French star-mapper Nicolas Louis de Lacaille split the giant constellation into three pieces in 1752 and this image shows Carina, the keel of the ship. Taken by Japan’s Akari space observatory, it shows a hidden cargo: star-forming dust.
This dust is part of the interstellar medium, which also contains gas. The bright knots reveal dense cores, just a few tenths of a light-year across. These dusty cocoons are where gravity is incubating new stars. They are invisible at optical wavelengths because the dust blocks the light from escaping.
However, the dust’s low temperature means it gives off far-infrared radiation, making it visible to the special detectors on Akari.
This false-colour image, spanning 20x15°, is constructed from three far-infrared bands: blue represents 65 micrometres, green shows 90 micrometres and red codes the 140 micrometre wavelength. The image is part of Akari’s recently released all-sky survey.
This is the first far-infrared all-sky survey since the Infrared Astronomical Satellite (IRAS) was launched by the US, the UK and the Netherlands in 1983. IRAS’s final release of image data was made in 1993 and astronomers have been using it ever since.
Akari’s all-sky survey is both higher resolution and contains longer wavelengths than the IRAS survey.
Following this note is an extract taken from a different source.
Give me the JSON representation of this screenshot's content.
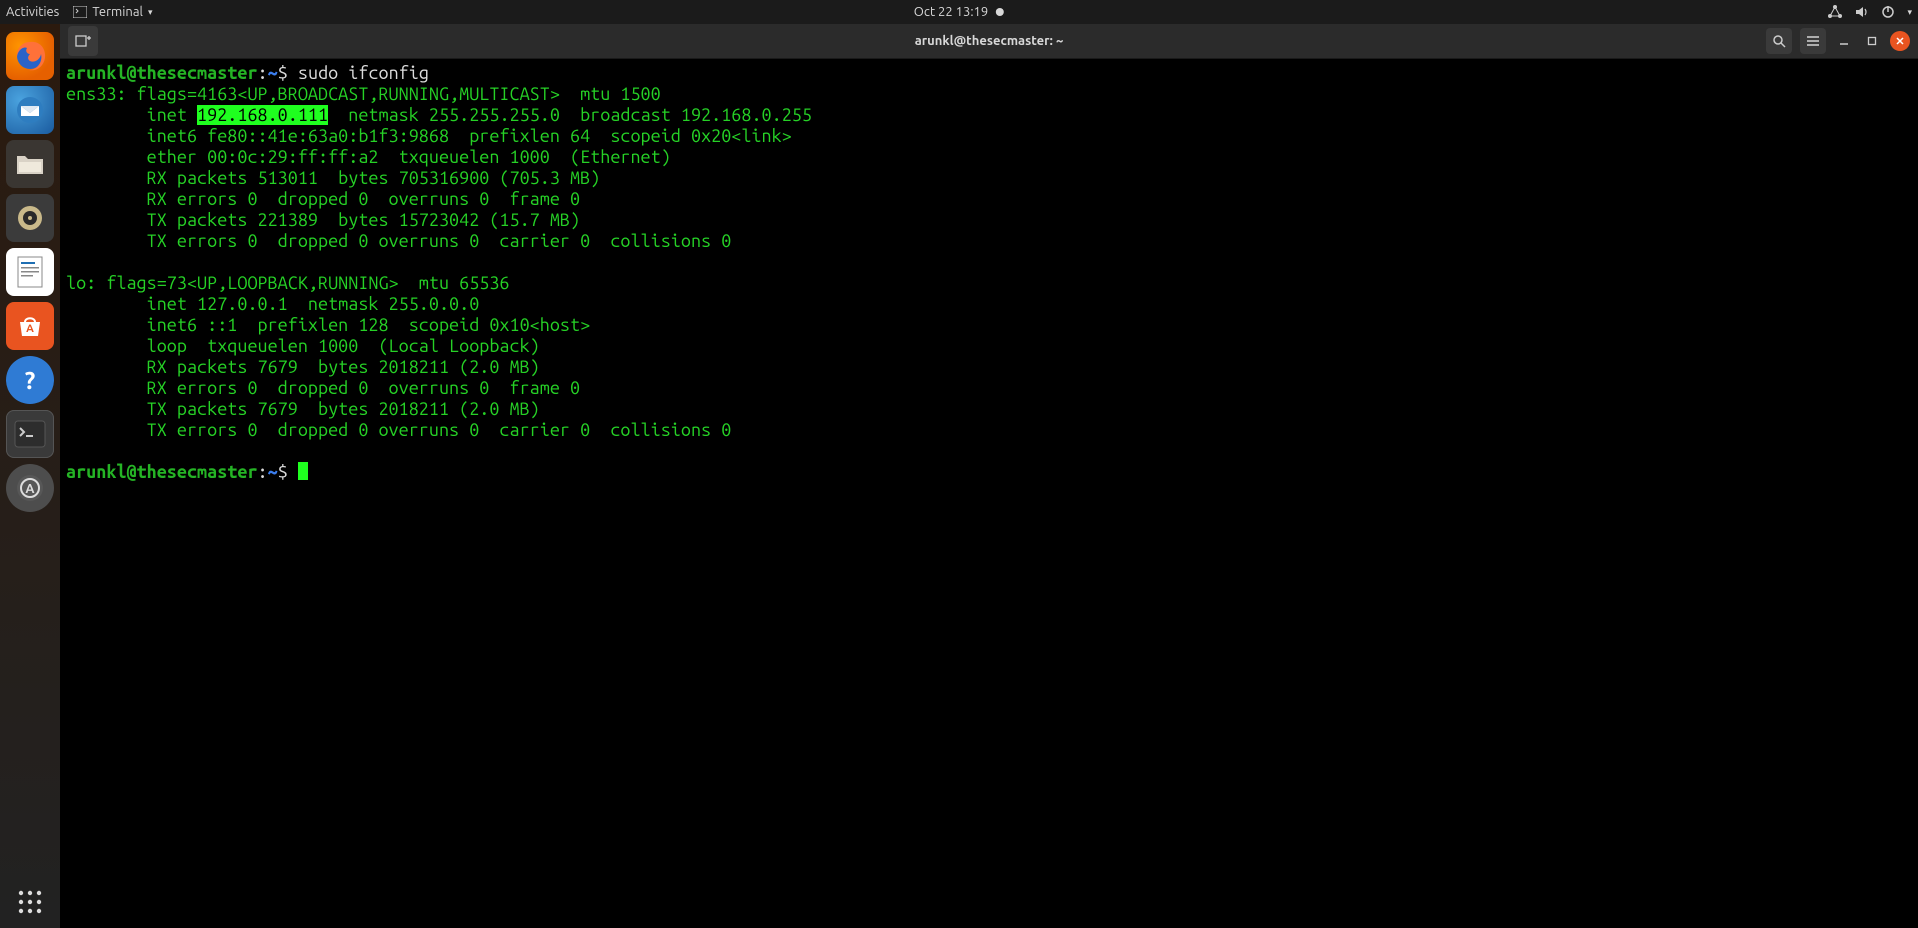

Akari observed more than 99% of the sky over a period of 16 months. The all-sky images have a resolution of 1–1.5 arcminutes (0.017–0.025º), in four wavelengths: 65, 90, 140 and 160 micrometres.
Akari was the second space mission for infrared astronomy from the Institute of Space and Astronautical Science of the JAXA Japan Aerospace Exploration Agency, this time with ESA’s participation.